Legislation in Europe, the UK and, hopefully, soon in the US, will ensure that greenwashing is no longer possible. Most claims made by LGD companies will not be allowable in Europe based upon the legislation proposed, unless they are properly supported by independent, audited data.
In the US, the Jewellers Vigilance Committee has also asked the FTC to prohibit the word “sustainable” because of its continual misuse for laboratory-grown diamonds. Over 60% of laboratory-grown diamonds are mass-produced in India and China where 63% and 74% of grid electricity is generated from coal.
It is also a misconception that laboratory-grown diamonds are “mining-free”, as stated in some marketing campaigns. Synthetic diamond processes can require graphite and metals, and the reactors in which laboratory-grown diamonds are created are built with metals that all originate from mining.
The report notes that natural diamonds benefit the countries from which they originate and support the livelihood of 10 million people worldwide. Can you explain how this works in practice and how the industry is working to ensure that local communities benefit from diamond production?
Members of the NDC are dedicated to reinvesting in and creating a positive multiplier effect across the communities they work with, in line with their commitments to the UN Sustainable Development Goals – especially on areas surrounding alleviating poverty, decent work, health and wellbeing, fair wages and reduced inequalities.

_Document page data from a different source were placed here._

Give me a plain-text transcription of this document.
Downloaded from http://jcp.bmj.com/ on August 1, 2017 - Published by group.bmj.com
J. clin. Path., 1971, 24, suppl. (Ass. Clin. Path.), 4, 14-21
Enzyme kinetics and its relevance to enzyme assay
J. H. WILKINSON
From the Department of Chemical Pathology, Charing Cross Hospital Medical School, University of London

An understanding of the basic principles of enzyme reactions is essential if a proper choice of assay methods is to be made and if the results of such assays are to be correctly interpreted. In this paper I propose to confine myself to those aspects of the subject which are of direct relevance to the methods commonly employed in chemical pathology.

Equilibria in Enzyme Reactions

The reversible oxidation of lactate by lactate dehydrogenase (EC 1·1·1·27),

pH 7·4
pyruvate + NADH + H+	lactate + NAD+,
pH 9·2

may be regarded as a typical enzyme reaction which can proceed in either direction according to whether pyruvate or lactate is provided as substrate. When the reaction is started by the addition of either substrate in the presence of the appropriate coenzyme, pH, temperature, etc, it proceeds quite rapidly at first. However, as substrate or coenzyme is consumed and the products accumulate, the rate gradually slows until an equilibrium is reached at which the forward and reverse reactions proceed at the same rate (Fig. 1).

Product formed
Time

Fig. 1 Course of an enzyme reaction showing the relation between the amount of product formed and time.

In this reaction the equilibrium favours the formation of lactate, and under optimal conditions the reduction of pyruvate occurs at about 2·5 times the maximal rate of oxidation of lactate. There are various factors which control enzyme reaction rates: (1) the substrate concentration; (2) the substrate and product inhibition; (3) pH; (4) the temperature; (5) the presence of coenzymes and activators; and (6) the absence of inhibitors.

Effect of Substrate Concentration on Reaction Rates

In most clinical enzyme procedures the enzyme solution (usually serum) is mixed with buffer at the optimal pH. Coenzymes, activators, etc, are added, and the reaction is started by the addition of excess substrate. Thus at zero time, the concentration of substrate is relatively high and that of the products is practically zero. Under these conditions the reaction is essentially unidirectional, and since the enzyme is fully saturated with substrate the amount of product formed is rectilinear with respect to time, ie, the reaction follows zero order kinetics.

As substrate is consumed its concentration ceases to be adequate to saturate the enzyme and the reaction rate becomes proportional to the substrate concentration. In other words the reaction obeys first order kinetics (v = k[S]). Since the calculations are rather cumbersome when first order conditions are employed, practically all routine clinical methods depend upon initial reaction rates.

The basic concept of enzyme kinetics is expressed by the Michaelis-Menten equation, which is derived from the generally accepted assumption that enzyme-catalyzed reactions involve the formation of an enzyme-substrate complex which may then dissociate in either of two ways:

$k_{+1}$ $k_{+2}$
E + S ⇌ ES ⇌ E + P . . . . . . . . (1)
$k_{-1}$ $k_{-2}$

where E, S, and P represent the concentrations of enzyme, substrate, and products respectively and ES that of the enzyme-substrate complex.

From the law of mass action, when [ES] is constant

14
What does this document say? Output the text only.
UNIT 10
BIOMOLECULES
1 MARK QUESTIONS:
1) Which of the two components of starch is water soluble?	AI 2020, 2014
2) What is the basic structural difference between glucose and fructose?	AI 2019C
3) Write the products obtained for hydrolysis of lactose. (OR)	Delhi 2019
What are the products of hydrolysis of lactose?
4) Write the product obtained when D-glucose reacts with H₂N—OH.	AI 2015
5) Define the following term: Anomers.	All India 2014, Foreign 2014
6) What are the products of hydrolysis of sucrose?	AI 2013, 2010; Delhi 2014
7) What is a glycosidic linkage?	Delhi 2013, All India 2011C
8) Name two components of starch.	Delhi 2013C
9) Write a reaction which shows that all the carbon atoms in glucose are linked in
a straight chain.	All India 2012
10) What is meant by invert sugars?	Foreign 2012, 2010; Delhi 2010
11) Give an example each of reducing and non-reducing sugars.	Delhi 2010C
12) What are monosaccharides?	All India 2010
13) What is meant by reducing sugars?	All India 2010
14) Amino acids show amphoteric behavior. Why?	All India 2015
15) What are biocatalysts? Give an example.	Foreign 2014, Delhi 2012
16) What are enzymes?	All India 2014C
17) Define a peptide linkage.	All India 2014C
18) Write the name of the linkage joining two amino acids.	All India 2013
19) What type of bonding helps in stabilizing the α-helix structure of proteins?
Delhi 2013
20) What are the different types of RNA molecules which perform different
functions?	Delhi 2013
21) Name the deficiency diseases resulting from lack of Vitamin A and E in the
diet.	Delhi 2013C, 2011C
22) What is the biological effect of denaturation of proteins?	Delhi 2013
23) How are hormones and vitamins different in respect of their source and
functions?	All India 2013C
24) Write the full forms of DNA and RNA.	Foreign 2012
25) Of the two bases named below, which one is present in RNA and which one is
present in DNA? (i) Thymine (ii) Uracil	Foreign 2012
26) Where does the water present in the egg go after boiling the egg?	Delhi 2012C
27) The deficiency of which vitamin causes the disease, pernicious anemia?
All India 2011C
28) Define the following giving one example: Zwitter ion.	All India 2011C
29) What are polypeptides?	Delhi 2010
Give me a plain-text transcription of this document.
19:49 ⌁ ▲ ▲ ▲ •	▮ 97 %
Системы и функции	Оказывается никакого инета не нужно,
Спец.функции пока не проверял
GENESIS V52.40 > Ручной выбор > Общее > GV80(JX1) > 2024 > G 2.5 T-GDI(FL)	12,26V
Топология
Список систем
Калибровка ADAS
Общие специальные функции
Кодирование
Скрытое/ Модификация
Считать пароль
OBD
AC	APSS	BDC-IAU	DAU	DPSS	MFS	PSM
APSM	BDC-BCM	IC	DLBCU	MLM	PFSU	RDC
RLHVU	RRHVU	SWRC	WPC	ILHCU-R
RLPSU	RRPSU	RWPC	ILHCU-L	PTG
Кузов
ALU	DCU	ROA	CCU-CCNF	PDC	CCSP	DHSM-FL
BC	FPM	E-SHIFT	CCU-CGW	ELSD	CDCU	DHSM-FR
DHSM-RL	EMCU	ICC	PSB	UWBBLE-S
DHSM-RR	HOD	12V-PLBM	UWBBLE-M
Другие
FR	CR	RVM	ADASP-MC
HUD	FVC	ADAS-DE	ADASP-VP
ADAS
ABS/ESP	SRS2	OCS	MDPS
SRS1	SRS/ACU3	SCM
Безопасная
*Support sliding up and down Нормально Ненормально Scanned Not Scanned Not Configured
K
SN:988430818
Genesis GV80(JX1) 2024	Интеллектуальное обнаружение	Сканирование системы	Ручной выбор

Up to 80% of rough diamond value can remain within local communities in the form of local purchasing, employment benefits, social programs and investment in infrastructure as well as the taxes, royalties and dividends paid from the industry to respective governments. Investments are made in roads, schools, hospitals, water and energy supply and local sports and culture.
99.7% of NDC member employees are from the countries where the mines are located. It is important to note that many mining companies are partially owned by local governments, which means they receive direct economic benefits and impact the strategic direction of the mining operations. This includes De Beers Group’s operations in Namibia and Botswana.
The report addresses several misconceptions about the diamond industry. Can you tell us more about the research and consultation process that went into producing this report and how the NDC ensures that the information it provides is accurate and unbiased?
We acknowledge upfront that the industry isn’t perfect, and that there are always challenges that we face. It’s important that we all recognise this and are open and transparent to identify issue and address them. All the data in the report relating to the industry collectively is provided by recognised authorities on the respective topics (e.g. GIA, Paul Ziminsky). Where the data is specific to NDC member companies, this is noted in the report with references to the sources – most are independently audited. We will continue to update the report as the industry evolves and we are open to receiving additional industry contributions to the report, provided that they meet the same high standards of data and information integrity.